Environmentalists: Lame Duck Could be Last Chance to Pass Energy Proposals
Though Senate Democrats say there won’t be much time in the lame-duck session to pass significant energy legislation, environmentalists know it could be their last chance to move key bills, given the potential for Republicans to make gains in the mid-term elections. I wrote about this in a story today.
In an interview today, Marchant Wentworth, legislative representative at the Union of Concerned Scientists, echoed much of what I wrote.
“A lot of us are looking at the lame duck and we would see this as one of our last big chances to move a lot of this stuff,” Wentworth says. He adds that Republican gains in the Senate or House could reduce the chances of Republicans cooperating on legislation even in the lame duck. “If the Republicans take over the house, some folks believe that that would reduce any sort of impetus to deal in anything,” Wentworth says.

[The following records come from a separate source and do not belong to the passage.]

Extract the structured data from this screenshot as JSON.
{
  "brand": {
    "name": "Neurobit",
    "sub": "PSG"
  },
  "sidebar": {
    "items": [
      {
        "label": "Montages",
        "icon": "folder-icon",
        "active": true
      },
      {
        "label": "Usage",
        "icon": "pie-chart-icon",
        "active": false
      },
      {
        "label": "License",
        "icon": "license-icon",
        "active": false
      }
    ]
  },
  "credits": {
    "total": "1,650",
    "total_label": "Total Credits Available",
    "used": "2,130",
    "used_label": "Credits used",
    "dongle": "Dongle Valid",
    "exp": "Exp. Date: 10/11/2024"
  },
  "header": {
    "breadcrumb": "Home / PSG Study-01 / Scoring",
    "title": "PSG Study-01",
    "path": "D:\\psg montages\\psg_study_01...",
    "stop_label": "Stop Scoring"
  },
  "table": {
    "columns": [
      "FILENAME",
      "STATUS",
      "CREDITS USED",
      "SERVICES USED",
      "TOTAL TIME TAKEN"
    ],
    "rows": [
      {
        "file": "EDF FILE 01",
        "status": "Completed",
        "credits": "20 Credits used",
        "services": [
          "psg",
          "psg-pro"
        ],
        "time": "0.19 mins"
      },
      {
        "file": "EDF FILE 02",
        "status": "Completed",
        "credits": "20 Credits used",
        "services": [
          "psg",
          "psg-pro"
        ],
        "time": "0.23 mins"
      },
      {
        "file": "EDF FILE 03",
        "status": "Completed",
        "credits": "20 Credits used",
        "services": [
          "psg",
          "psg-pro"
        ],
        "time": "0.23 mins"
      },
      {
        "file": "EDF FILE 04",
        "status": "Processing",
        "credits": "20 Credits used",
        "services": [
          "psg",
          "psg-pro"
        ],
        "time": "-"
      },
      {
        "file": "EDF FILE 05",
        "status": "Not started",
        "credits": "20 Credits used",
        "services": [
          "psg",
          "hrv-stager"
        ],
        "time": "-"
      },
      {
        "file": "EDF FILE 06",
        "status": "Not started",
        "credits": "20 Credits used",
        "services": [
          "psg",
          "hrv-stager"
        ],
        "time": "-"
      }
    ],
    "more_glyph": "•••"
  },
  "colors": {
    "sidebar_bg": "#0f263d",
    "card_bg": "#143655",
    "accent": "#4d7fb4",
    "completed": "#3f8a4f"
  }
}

Wentworth says the only things that have a chance to come up for a vote in the lame duck are bills that can get 60 votes. Senate Majority Leader Harry Reid (D-Nev.), he said, does not want to try to pass controversial bills in November. “The general answer we get from Bingaman and others is that they will proceed on things that appear to have the greatest amount of support,” Wentworth says. “If you can demonstrate 60 votes, it increases the likelihood of it happening.”
The renewable energy standard proposal introduced by Sens. Jeff Bingaman (D-N.M.) and Sam Brownback (R-Kans.) has enough support to pass, Wentworth argues. The bill currently has 33 co-sponsors, including four Republicans. Wentworth says he is in discussion with other lawmakers to support the bill. “As it looks now, it looks that there’s enough interested to get past 60,” he says.
Wentworth also downplays the impact of a “clean energy standard” proposal being circulated by Sen. Lindsey Graham (R-S.C.). The bill would allow nuclear and coal with carbon capture and storage technology to count toward the standard. “I don’t think it’s going to pull support away,” Wentworth says. “Some of the people looking at Graham are people that wouldn’t necessarily be a ‘yes’ vote on an RES.”
Wentworth took some comfort in President Obama’s announcement that he will push for comprehensive energy legislation in 2011. He notes that passing energy bills in “chunks,” as Obama said, is probably the best way to make progress. But Wentworth says there’s little chance a cap-and-trade bill can pass next year. “I don’t think so,” he says when asked about it. “That’s our sense right now.”